According to a lawsuit filed in Tarrant County, Texas, a young boy must have medical treatment every 6 months until he is 18 years old.  Back in 2017, the then 4 year old boy was “double-jumped” by a full grown man, and caused to fly in the air and lose control of his body.  When the boy came down, he slammed back into the trampoline, and sustained severe injuries to his right leg.

Unfortunately, the boy sustained fractures to his growth plate areas of the tibia and fibula, has already had several surgeries, and will have to be under the care of an experienced orthopedic surgeon for well over a decade.

Is there any chance this accident have been prevented had the trampoline park enforced its rules and been properly regulated?

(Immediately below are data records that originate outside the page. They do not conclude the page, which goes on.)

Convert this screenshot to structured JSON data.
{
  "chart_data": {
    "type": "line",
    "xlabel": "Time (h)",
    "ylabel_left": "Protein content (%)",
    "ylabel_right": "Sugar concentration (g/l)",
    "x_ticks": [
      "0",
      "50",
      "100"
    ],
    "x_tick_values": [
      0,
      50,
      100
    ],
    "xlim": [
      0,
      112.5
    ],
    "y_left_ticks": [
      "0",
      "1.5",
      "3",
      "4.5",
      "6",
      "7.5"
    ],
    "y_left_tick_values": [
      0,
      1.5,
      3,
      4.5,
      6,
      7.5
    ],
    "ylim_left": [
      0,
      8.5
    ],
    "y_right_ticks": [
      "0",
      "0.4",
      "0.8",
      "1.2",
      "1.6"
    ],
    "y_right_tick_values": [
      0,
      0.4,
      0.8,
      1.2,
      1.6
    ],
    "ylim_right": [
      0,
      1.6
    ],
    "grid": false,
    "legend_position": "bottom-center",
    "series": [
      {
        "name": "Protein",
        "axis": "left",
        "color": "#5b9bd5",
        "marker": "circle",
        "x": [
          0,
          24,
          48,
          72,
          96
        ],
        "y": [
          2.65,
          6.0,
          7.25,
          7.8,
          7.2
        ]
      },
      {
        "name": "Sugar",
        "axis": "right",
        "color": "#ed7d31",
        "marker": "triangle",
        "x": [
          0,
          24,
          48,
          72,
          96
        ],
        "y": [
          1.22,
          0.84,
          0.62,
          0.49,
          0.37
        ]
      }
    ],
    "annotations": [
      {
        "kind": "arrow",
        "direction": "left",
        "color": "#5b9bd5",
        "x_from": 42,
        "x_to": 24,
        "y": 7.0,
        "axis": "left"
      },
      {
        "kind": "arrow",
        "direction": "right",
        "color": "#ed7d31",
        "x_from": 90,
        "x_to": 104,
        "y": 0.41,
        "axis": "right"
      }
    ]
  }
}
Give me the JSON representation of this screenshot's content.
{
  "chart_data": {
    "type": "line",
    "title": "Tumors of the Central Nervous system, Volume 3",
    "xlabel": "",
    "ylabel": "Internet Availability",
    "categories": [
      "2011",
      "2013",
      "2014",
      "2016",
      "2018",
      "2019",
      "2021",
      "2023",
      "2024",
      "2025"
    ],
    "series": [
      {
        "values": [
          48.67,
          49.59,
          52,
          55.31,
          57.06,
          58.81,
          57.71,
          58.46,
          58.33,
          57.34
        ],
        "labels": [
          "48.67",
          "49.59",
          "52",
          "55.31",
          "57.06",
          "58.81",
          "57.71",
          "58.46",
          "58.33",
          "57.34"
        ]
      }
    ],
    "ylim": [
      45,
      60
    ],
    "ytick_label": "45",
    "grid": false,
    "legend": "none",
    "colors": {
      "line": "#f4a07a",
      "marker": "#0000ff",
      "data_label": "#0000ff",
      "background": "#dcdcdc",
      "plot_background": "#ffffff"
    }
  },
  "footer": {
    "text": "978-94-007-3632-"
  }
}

Not only was the young boy double-jumped, which is against the rules, most, if not all, trampoline parks have rules against more than one person on the same trampoline square.  In this situation, there was several older jumpers on the square with a very young child . . . a recipe for disaster and catastrophic injuries.

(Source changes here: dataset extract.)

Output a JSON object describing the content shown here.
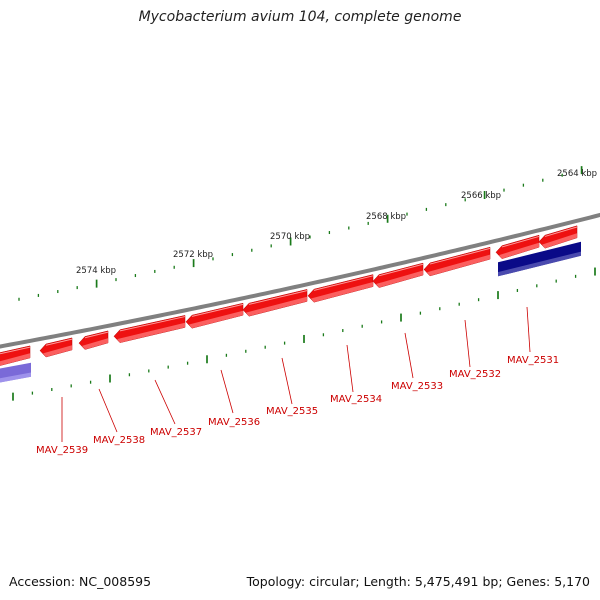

A double-jump is banned in the vast majority of trampoline parks. It essentially takes twice the amount of energy and puts in into the trampoline as a spring board, resulting in a loss of control, extreme air time, which causes shattered bones, devastating fractures, and sometimes paralyzing injuries.

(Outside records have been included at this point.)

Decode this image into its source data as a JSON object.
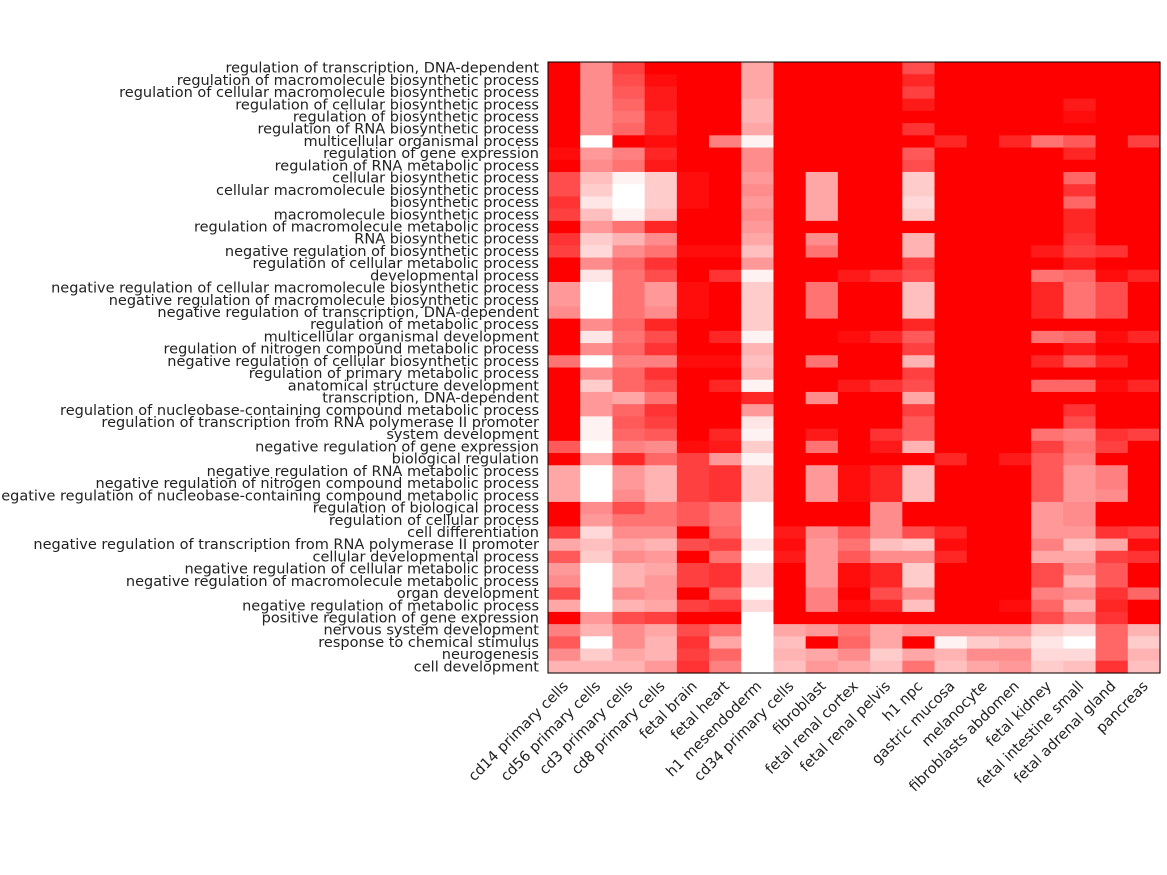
{
  "chart_data": {
    "type": "heatmap",
    "title": "",
    "xlabel": "",
    "ylabel": "",
    "color_scale": {
      "low": "#ffffff",
      "high": "#ff0000",
      "range": [
        0,
        1
      ]
    },
    "columns": [
      "cd14 primary cells",
      "cd56 primary cells",
      "cd3 primary cells",
      "cd8 primary cells",
      "fetal brain",
      "fetal heart",
      "h1 mesendoderm",
      "cd34 primary cells",
      "fibroblast",
      "fetal renal cortex",
      "fetal renal pelvis",
      "h1 npc",
      "gastric mucosa",
      "melanocyte",
      "fibroblasts abdomen",
      "fetal kidney",
      "fetal intestine small",
      "fetal adrenal gland",
      "pancreas"
    ],
    "rows": [
      "regulation of transcription, DNA-dependent",
      "regulation of macromolecule biosynthetic process",
      "regulation of cellular macromolecule biosynthetic process",
      "regulation of cellular biosynthetic process",
      "regulation of biosynthetic process",
      "regulation of RNA biosynthetic process",
      "multicellular organismal process",
      "regulation of gene expression",
      "regulation of RNA metabolic process",
      "cellular biosynthetic process",
      "cellular macromolecule biosynthetic process",
      "biosynthetic process",
      "macromolecule biosynthetic process",
      "regulation of macromolecule metabolic process",
      "RNA biosynthetic process",
      "negative regulation of biosynthetic process",
      "regulation of cellular metabolic process",
      "developmental process",
      "negative regulation of cellular macromolecule biosynthetic process",
      "negative regulation of macromolecule biosynthetic process",
      "negative regulation of transcription, DNA-dependent",
      "regulation of metabolic process",
      "multicellular organismal development",
      "regulation of nitrogen compound metabolic process",
      "negative regulation of cellular biosynthetic process",
      "regulation of primary metabolic process",
      "anatomical structure development",
      "transcription, DNA-dependent",
      "regulation of nucleobase-containing compound metabolic process",
      "regulation of transcription from RNA polymerase II promoter",
      "system development",
      "negative regulation of gene expression",
      "biological regulation",
      "negative regulation of RNA metabolic process",
      "negative regulation of nitrogen compound metabolic process",
      "negative regulation of nucleobase-containing compound metabolic process",
      "regulation of biological process",
      "regulation of cellular process",
      "cell differentiation",
      "negative regulation of transcription from RNA polymerase II promoter",
      "cellular developmental process",
      "negative regulation of cellular metabolic process",
      "negative regulation of macromolecule metabolic process",
      "organ development",
      "negative regulation of metabolic process",
      "positive regulation of gene expression",
      "nervous system development",
      "response to chemical stimulus",
      "neurogenesis",
      "cell development"
    ],
    "values": [
      [
        1.0,
        0.45,
        0.75,
        1.0,
        1.0,
        1.0,
        0.35,
        1.0,
        1.0,
        1.0,
        1.0,
        0.7,
        1.0,
        1.0,
        1.0,
        1.0,
        1.0,
        1.0,
        1.0
      ],
      [
        1.0,
        0.45,
        0.7,
        0.95,
        1.0,
        1.0,
        0.35,
        1.0,
        1.0,
        1.0,
        1.0,
        0.85,
        1.0,
        1.0,
        1.0,
        1.0,
        1.0,
        1.0,
        1.0
      ],
      [
        1.0,
        0.45,
        0.65,
        0.9,
        1.0,
        1.0,
        0.35,
        1.0,
        1.0,
        1.0,
        1.0,
        0.75,
        1.0,
        1.0,
        1.0,
        1.0,
        1.0,
        1.0,
        1.0
      ],
      [
        1.0,
        0.45,
        0.6,
        0.9,
        1.0,
        1.0,
        0.3,
        1.0,
        1.0,
        1.0,
        1.0,
        0.9,
        1.0,
        1.0,
        1.0,
        1.0,
        0.9,
        1.0,
        1.0
      ],
      [
        1.0,
        0.45,
        0.55,
        0.85,
        1.0,
        1.0,
        0.3,
        1.0,
        1.0,
        1.0,
        1.0,
        1.0,
        1.0,
        1.0,
        1.0,
        1.0,
        0.95,
        1.0,
        1.0
      ],
      [
        1.0,
        0.45,
        0.6,
        0.85,
        1.0,
        1.0,
        0.35,
        1.0,
        1.0,
        1.0,
        1.0,
        0.8,
        1.0,
        1.0,
        1.0,
        1.0,
        1.0,
        1.0,
        1.0
      ],
      [
        1.0,
        0.0,
        1.0,
        0.95,
        1.0,
        0.5,
        0.05,
        1.0,
        1.0,
        1.0,
        1.0,
        1.0,
        0.85,
        1.0,
        0.85,
        0.55,
        0.65,
        1.0,
        0.75
      ],
      [
        0.95,
        0.4,
        0.5,
        0.85,
        1.0,
        1.0,
        0.45,
        1.0,
        1.0,
        1.0,
        1.0,
        0.65,
        1.0,
        1.0,
        1.0,
        1.0,
        0.85,
        1.0,
        1.0
      ],
      [
        1.0,
        0.45,
        0.55,
        0.9,
        1.0,
        1.0,
        0.45,
        1.0,
        1.0,
        1.0,
        1.0,
        0.7,
        1.0,
        1.0,
        1.0,
        1.0,
        1.0,
        1.0,
        1.0
      ],
      [
        0.7,
        0.25,
        0.05,
        0.2,
        0.95,
        1.0,
        0.4,
        1.0,
        0.35,
        1.0,
        1.0,
        0.2,
        1.0,
        1.0,
        1.0,
        1.0,
        0.6,
        1.0,
        1.0
      ],
      [
        0.7,
        0.2,
        0.0,
        0.2,
        0.95,
        1.0,
        0.45,
        1.0,
        0.35,
        1.0,
        1.0,
        0.2,
        1.0,
        1.0,
        1.0,
        1.0,
        0.8,
        1.0,
        1.0
      ],
      [
        0.8,
        0.1,
        0.0,
        0.2,
        0.95,
        1.0,
        0.4,
        1.0,
        0.35,
        1.0,
        1.0,
        0.15,
        1.0,
        1.0,
        1.0,
        1.0,
        0.6,
        1.0,
        1.0
      ],
      [
        0.75,
        0.25,
        0.05,
        0.25,
        1.0,
        1.0,
        0.45,
        1.0,
        0.35,
        1.0,
        1.0,
        0.2,
        1.0,
        1.0,
        1.0,
        1.0,
        0.85,
        1.0,
        1.0
      ],
      [
        1.0,
        0.4,
        0.55,
        0.85,
        1.0,
        1.0,
        0.4,
        1.0,
        1.0,
        1.0,
        1.0,
        1.0,
        1.0,
        1.0,
        1.0,
        1.0,
        0.85,
        1.0,
        1.0
      ],
      [
        0.8,
        0.2,
        0.3,
        0.45,
        1.0,
        1.0,
        0.35,
        1.0,
        0.45,
        1.0,
        1.0,
        0.3,
        1.0,
        1.0,
        1.0,
        1.0,
        0.8,
        1.0,
        1.0
      ],
      [
        0.75,
        0.15,
        0.45,
        0.55,
        0.95,
        0.95,
        0.25,
        1.0,
        0.55,
        1.0,
        1.0,
        0.3,
        1.0,
        1.0,
        1.0,
        0.9,
        0.75,
        0.8,
        1.0
      ],
      [
        1.0,
        0.45,
        0.6,
        0.8,
        1.0,
        1.0,
        0.4,
        1.0,
        1.0,
        1.0,
        1.0,
        0.75,
        1.0,
        1.0,
        1.0,
        1.0,
        0.9,
        1.0,
        1.0
      ],
      [
        1.0,
        0.1,
        0.55,
        0.7,
        1.0,
        0.8,
        0.05,
        1.0,
        1.0,
        0.9,
        0.8,
        0.7,
        1.0,
        1.0,
        1.0,
        0.55,
        0.6,
        0.95,
        0.85
      ],
      [
        0.4,
        0.0,
        0.55,
        0.4,
        0.95,
        1.0,
        0.2,
        1.0,
        0.55,
        1.0,
        1.0,
        0.25,
        1.0,
        1.0,
        1.0,
        0.85,
        0.55,
        0.7,
        1.0
      ],
      [
        0.4,
        0.0,
        0.55,
        0.4,
        0.95,
        1.0,
        0.2,
        1.0,
        0.55,
        1.0,
        1.0,
        0.25,
        1.0,
        1.0,
        1.0,
        0.85,
        0.55,
        0.7,
        1.0
      ],
      [
        0.45,
        0.0,
        0.55,
        0.45,
        0.95,
        1.0,
        0.2,
        1.0,
        0.55,
        1.0,
        1.0,
        0.25,
        1.0,
        1.0,
        1.0,
        0.85,
        0.55,
        0.7,
        1.0
      ],
      [
        1.0,
        0.45,
        0.6,
        0.85,
        1.0,
        1.0,
        0.2,
        1.0,
        1.0,
        1.0,
        1.0,
        0.85,
        1.0,
        1.0,
        1.0,
        1.0,
        1.0,
        1.0,
        1.0
      ],
      [
        1.0,
        0.1,
        0.55,
        0.7,
        1.0,
        0.85,
        0.05,
        1.0,
        1.0,
        0.95,
        0.85,
        0.65,
        1.0,
        1.0,
        1.0,
        0.55,
        0.6,
        0.95,
        0.85
      ],
      [
        1.0,
        0.45,
        0.6,
        0.8,
        1.0,
        1.0,
        0.3,
        1.0,
        1.0,
        1.0,
        1.0,
        0.75,
        1.0,
        1.0,
        1.0,
        1.0,
        0.9,
        1.0,
        1.0
      ],
      [
        0.55,
        0.0,
        0.5,
        0.5,
        0.95,
        0.95,
        0.25,
        1.0,
        0.55,
        1.0,
        1.0,
        0.3,
        1.0,
        1.0,
        1.0,
        0.85,
        0.65,
        0.85,
        1.0
      ],
      [
        1.0,
        0.45,
        0.6,
        0.8,
        1.0,
        1.0,
        0.3,
        1.0,
        1.0,
        1.0,
        1.0,
        0.75,
        1.0,
        1.0,
        1.0,
        1.0,
        1.0,
        1.0,
        1.0
      ],
      [
        1.0,
        0.2,
        0.6,
        0.7,
        1.0,
        0.85,
        0.05,
        1.0,
        1.0,
        0.9,
        0.8,
        0.7,
        1.0,
        1.0,
        1.0,
        0.6,
        0.6,
        0.95,
        0.85
      ],
      [
        1.0,
        0.4,
        0.35,
        0.55,
        1.0,
        1.0,
        0.85,
        1.0,
        0.45,
        1.0,
        1.0,
        0.35,
        1.0,
        1.0,
        1.0,
        1.0,
        1.0,
        1.0,
        1.0
      ],
      [
        1.0,
        0.4,
        0.6,
        0.8,
        1.0,
        1.0,
        0.4,
        1.0,
        1.0,
        1.0,
        1.0,
        0.75,
        1.0,
        1.0,
        1.0,
        1.0,
        0.8,
        1.0,
        1.0
      ],
      [
        1.0,
        0.05,
        0.65,
        0.75,
        1.0,
        1.0,
        0.1,
        1.0,
        1.0,
        1.0,
        1.0,
        0.65,
        1.0,
        1.0,
        1.0,
        1.0,
        0.7,
        1.0,
        1.0
      ],
      [
        1.0,
        0.05,
        0.6,
        0.65,
        1.0,
        0.85,
        0.05,
        1.0,
        0.9,
        1.0,
        0.8,
        0.65,
        1.0,
        1.0,
        1.0,
        0.55,
        0.5,
        0.8,
        0.75
      ],
      [
        0.65,
        0.0,
        0.5,
        0.45,
        0.95,
        0.9,
        0.2,
        1.0,
        0.55,
        1.0,
        0.9,
        0.3,
        1.0,
        1.0,
        1.0,
        0.75,
        0.55,
        0.75,
        1.0
      ],
      [
        1.0,
        0.35,
        0.85,
        0.6,
        0.75,
        0.4,
        0.05,
        1.0,
        1.0,
        1.0,
        1.0,
        1.0,
        0.85,
        1.0,
        0.9,
        0.65,
        0.5,
        1.0,
        1.0
      ],
      [
        0.35,
        0.0,
        0.4,
        0.3,
        0.75,
        0.8,
        0.2,
        1.0,
        0.4,
        0.95,
        0.85,
        0.25,
        1.0,
        1.0,
        1.0,
        0.65,
        0.4,
        0.5,
        1.0
      ],
      [
        0.35,
        0.0,
        0.4,
        0.3,
        0.75,
        0.8,
        0.2,
        1.0,
        0.4,
        0.95,
        0.85,
        0.25,
        1.0,
        1.0,
        1.0,
        0.65,
        0.4,
        0.5,
        1.0
      ],
      [
        0.35,
        0.0,
        0.45,
        0.3,
        0.75,
        0.8,
        0.2,
        1.0,
        0.4,
        0.95,
        0.85,
        0.25,
        1.0,
        1.0,
        1.0,
        0.65,
        0.4,
        0.45,
        1.0
      ],
      [
        1.0,
        0.45,
        0.7,
        0.55,
        0.65,
        0.55,
        0.0,
        1.0,
        1.0,
        1.0,
        0.45,
        1.0,
        1.0,
        1.0,
        1.0,
        0.4,
        0.45,
        1.0,
        1.0
      ],
      [
        1.0,
        0.4,
        0.55,
        0.55,
        0.65,
        0.55,
        0.0,
        1.0,
        1.0,
        1.0,
        0.45,
        1.0,
        1.0,
        1.0,
        1.0,
        0.4,
        0.45,
        1.0,
        1.0
      ],
      [
        0.75,
        0.15,
        0.45,
        0.45,
        1.0,
        0.6,
        0.0,
        0.9,
        0.45,
        0.65,
        0.45,
        0.7,
        0.85,
        1.0,
        1.0,
        0.4,
        0.4,
        0.8,
        0.75
      ],
      [
        0.35,
        0.25,
        0.35,
        0.3,
        0.7,
        0.75,
        0.1,
        0.95,
        0.4,
        0.55,
        0.25,
        0.2,
        0.95,
        1.0,
        1.0,
        0.5,
        0.25,
        0.35,
        0.95
      ],
      [
        0.65,
        0.2,
        0.45,
        0.4,
        1.0,
        0.55,
        0.0,
        0.9,
        0.4,
        0.65,
        0.45,
        0.45,
        0.85,
        1.0,
        1.0,
        0.35,
        0.35,
        0.75,
        0.8
      ],
      [
        0.4,
        0.0,
        0.3,
        0.35,
        0.75,
        0.8,
        0.15,
        1.0,
        0.4,
        0.95,
        0.85,
        0.2,
        1.0,
        1.0,
        1.0,
        0.7,
        0.45,
        0.65,
        1.0
      ],
      [
        0.45,
        0.0,
        0.3,
        0.4,
        0.75,
        0.8,
        0.15,
        1.0,
        0.4,
        0.95,
        0.85,
        0.2,
        1.0,
        1.0,
        1.0,
        0.7,
        0.3,
        0.65,
        1.0
      ],
      [
        0.7,
        0.0,
        0.45,
        0.4,
        1.0,
        0.6,
        0.0,
        1.0,
        0.5,
        1.0,
        0.7,
        0.45,
        1.0,
        1.0,
        1.0,
        0.5,
        0.45,
        0.8,
        0.6
      ],
      [
        0.35,
        0.0,
        0.3,
        0.35,
        0.75,
        0.8,
        0.15,
        1.0,
        0.5,
        0.95,
        0.85,
        0.25,
        1.0,
        1.0,
        0.95,
        0.6,
        0.3,
        0.85,
        1.0
      ],
      [
        1.0,
        0.4,
        0.7,
        0.75,
        1.0,
        1.0,
        0.0,
        1.0,
        1.0,
        1.0,
        1.0,
        1.0,
        1.0,
        1.0,
        1.0,
        0.7,
        0.5,
        0.8,
        1.0
      ],
      [
        0.5,
        0.3,
        0.45,
        0.35,
        0.7,
        0.55,
        0.0,
        0.35,
        0.4,
        0.55,
        0.35,
        0.4,
        0.4,
        0.4,
        0.4,
        0.2,
        0.15,
        0.6,
        0.3
      ],
      [
        0.65,
        0.0,
        0.45,
        0.3,
        0.8,
        0.35,
        0.0,
        0.25,
        1.0,
        0.6,
        0.35,
        1.0,
        0.05,
        0.2,
        0.25,
        0.1,
        0.0,
        0.6,
        0.2
      ],
      [
        0.45,
        0.2,
        0.35,
        0.3,
        0.75,
        0.6,
        0.0,
        0.3,
        0.35,
        0.45,
        0.2,
        0.35,
        0.3,
        0.45,
        0.45,
        0.15,
        0.15,
        0.6,
        0.3
      ],
      [
        0.3,
        0.3,
        0.3,
        0.4,
        0.8,
        0.5,
        0.0,
        0.25,
        0.4,
        0.35,
        0.25,
        0.55,
        0.25,
        0.35,
        0.4,
        0.2,
        0.25,
        0.8,
        0.25
      ]
    ]
  }
}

Now, the trampoline park Flight Deck is facing a lawsuit claiming in excess of $1,000,000 in damages.  The company will attempt to assert the waiver as a defense due to the “known and unknown risks that are inherently dangerous and can result in injury or death,” however, our Texas page lays out that this is most likely invalid due to existing  Texas law which hold parental waivers void as a matter of public policy.

This lawsuit is still unfolding, however, this is more evidence that trampoline parks all around the country need to be held responsible and further regulated to protect their own customers from lifelong doctors visits.